At the end of the Cafe I asked the teachers to reflect on two questions and I share some of the Harvest with you here:
1. "What has been your major learning or insight so far?"
“Both private and public school teachers see the change danger of education becoming irrelevant due to overregulation which keeps teachers from teaching their passion.”
“Self-education, reflection, action. Education is crucial to critical thinking and action.”
“Even if ‘administration’ may not be supportive of certain actions continue your passion, engage, collaborate for sustainability and for the good, colleagues will thrive off of your energy and a new synergy will be born. Self-educate, reflect, action (a great motto).”
“To effect change in my students it takes active involvement by the teacher and the students to engage interest and promote growth and commitment. Go outside the classroom.”
“To ensure that I am relaying messages of HOPE and not despair to my students.”
2. "What will it take to create change on this issue?"

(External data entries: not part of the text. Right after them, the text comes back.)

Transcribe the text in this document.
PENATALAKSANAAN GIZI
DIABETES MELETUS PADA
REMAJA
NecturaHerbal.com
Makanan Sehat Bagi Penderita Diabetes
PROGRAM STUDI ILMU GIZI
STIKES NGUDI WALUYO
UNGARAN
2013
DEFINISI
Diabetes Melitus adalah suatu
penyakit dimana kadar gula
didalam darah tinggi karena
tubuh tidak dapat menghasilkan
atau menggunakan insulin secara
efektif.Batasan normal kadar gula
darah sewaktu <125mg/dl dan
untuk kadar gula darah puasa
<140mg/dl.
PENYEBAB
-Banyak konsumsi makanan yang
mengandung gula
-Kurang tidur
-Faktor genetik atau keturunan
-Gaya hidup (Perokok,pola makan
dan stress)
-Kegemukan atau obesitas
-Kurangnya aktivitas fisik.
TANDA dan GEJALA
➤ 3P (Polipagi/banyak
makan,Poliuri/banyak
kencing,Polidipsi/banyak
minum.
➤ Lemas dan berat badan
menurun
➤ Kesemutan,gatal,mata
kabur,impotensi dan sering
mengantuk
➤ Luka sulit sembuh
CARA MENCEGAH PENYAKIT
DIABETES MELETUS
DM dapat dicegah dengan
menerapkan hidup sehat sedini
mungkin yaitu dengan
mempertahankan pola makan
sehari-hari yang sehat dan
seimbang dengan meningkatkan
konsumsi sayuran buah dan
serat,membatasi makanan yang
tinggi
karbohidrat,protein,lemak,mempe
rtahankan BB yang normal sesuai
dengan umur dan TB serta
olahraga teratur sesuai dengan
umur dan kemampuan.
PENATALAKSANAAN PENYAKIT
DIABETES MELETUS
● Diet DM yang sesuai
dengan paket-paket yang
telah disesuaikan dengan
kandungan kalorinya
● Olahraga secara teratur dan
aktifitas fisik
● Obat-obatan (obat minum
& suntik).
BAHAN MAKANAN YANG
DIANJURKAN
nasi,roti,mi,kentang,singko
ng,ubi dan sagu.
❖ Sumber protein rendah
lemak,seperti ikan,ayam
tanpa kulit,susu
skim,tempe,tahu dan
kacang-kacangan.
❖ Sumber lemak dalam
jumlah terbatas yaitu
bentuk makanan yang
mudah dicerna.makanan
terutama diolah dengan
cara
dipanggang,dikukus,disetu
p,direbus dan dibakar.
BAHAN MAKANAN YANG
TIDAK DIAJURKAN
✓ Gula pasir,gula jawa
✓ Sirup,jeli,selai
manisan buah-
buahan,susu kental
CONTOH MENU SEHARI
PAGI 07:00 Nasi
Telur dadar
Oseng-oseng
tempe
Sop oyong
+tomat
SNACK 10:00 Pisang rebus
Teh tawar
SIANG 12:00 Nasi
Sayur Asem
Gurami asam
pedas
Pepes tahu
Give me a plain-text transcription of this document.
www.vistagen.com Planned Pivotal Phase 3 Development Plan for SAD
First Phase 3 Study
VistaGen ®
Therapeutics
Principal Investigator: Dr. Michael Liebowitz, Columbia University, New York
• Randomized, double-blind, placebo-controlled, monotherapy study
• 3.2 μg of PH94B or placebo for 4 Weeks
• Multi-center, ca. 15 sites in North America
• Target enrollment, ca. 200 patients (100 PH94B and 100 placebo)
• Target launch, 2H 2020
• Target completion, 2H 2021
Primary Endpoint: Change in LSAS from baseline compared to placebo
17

“Face fear, be courageous, listen to understand others viewpoints and focus on our common values. Encourage dialogue – open and inviting. Model action/behaviours that show maturity and responsibility. More curriculum to be ecologically-based.”
“Create more opportunities to connect to as many others as possible, students and teacher. Recognize and share common goals with as many people as possible.”
“Bring students, facilities/grounds keepers, teachers, principals and janitors together in a multi-stakeholder group (Sustainability Advisory Committee) so that we are accountable in a democratic decision-making process. Provide training and education opportunities for school staff including groundskeepers and janitors.”
“Let teachers administrate. Let teachers challenge their students. Let students help create their own curriculum.”
These are some of many heartfelt comments that were gathered that afternoon after a rich and energetic conversation. It's clear that the teachers who were present are passionate and caring individuals looking to create positive change for their students, the wider community and the world.